The general shape of the cathedral is open-plan Western-style, but there the similarity ends. The floor is on nine different levels -- representing the nine steps to heaven -- and from it rise columns wound round with lumpy, luridly-painted green and orange dragons. The tracery is wildly and fantastically floral with what looks like great cabbage stalks growing up around the windows. The dome at the far end is painted to represent star-spangled heavens and beneath it is a huge globe on which is painted a single eye in a triangle, the symbol of Caodaism.
The service is very laid back. The mood is gentle and contemplative, the music precise and delicate, and quite haunting. Women enter from one door and men from the other and all sit cross-legged on the brightly-tiled floor wearing ethereal expressions and chanting gently. Above them birds swoop in and out of the building.

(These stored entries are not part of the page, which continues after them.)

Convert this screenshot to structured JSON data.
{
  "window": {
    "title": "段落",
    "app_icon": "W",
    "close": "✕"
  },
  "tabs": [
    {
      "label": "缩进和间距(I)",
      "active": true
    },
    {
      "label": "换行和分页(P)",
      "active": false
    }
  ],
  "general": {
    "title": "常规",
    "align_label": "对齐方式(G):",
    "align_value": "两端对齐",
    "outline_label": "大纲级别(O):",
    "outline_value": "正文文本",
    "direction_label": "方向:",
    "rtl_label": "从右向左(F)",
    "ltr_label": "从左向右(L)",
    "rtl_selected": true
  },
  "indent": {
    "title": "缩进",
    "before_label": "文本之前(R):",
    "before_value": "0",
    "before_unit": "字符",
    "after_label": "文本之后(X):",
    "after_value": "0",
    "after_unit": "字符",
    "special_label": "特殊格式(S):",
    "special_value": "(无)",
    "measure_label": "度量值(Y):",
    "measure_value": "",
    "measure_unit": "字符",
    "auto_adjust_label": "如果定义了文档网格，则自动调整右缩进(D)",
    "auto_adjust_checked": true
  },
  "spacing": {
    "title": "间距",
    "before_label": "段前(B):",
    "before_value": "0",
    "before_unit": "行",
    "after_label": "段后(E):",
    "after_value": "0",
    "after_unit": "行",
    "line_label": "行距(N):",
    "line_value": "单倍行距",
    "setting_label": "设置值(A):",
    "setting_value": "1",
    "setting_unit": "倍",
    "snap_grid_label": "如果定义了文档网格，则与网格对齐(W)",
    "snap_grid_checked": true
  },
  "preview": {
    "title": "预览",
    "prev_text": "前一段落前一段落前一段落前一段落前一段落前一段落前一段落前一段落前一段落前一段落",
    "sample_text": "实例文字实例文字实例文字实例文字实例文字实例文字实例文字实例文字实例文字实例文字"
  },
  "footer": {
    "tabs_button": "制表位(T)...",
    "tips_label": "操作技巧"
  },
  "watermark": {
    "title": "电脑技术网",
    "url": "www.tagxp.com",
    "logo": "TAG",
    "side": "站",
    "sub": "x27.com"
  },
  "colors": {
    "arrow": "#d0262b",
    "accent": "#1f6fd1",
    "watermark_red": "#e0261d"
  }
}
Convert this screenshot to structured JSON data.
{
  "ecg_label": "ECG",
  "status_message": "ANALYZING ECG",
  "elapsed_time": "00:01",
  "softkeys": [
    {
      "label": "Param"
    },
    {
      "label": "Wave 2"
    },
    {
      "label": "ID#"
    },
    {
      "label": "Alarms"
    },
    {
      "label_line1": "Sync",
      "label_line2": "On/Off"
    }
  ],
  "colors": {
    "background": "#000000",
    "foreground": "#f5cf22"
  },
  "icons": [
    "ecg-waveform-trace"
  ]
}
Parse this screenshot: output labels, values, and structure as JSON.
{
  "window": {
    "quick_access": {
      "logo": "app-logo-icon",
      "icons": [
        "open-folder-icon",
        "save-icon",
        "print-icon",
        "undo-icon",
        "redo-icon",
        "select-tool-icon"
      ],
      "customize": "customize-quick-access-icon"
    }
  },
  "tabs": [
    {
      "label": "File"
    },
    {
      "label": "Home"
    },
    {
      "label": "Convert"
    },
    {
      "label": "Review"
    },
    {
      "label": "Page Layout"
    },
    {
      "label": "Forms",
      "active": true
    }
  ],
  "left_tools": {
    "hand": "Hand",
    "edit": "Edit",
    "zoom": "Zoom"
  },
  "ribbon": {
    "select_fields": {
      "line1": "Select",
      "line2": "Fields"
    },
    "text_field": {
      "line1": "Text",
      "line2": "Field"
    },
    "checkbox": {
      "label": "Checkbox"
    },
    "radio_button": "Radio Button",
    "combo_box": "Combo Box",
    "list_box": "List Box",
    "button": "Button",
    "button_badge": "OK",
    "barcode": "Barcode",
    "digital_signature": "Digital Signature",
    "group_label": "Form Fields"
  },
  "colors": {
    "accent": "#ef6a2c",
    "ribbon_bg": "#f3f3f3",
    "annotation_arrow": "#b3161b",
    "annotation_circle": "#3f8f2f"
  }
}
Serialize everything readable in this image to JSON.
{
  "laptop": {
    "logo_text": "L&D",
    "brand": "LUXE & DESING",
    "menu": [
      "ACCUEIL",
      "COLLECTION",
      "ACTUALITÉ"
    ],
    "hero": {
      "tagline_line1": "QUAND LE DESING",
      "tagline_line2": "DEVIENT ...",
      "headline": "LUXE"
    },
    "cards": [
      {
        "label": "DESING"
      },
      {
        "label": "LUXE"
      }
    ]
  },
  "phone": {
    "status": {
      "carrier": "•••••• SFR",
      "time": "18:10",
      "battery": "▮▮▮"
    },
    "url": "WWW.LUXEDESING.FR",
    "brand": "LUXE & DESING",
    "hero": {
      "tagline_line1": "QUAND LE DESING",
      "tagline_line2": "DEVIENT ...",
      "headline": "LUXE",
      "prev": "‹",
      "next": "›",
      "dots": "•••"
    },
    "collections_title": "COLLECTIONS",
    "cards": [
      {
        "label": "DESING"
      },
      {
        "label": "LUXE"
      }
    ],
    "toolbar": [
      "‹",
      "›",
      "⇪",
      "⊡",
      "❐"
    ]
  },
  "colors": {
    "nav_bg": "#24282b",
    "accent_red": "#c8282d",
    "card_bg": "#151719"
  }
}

Irrepressible roving bands of ten-year-old salesmen lurk outside.
"What your name?"
"Oh. Your name beautiful." An ice-cold can of 7-Up is thrust against my arm. "You very handsome."
"Not now thank you."
"Maybe later. Yes?"
On the way back to Saigon we stop at the Cu-Chi tunnels, a system of passageways and chambers dug from the hard red earth during the guerrilla wars against the French, and later the American and South Vietnamese forces. Despite being close to enemy bases, their cover stripped by dioxin defoliants and carpet-bombed by B-52s, they were never destroyed in thirty-five years of warfare. I crawl down the tunnels to see preserved hospitals, war-rooms, and the kitchens with their special system of underground ducts which funnelled cooking smoke two miles away before letting it out above the surface. The tunnels are hot and tight, and I found my back scratching and scraping painfully against the mud wall.
The Cu-Chi underground system could accommodate five thousand people for up to two weeks. My guide, Le Di Phuoc, has shown high-ranking American generals round the tunnels. I ask him what their reaction is. "Well," he says, with a trace of a smile, "they understand why they lost."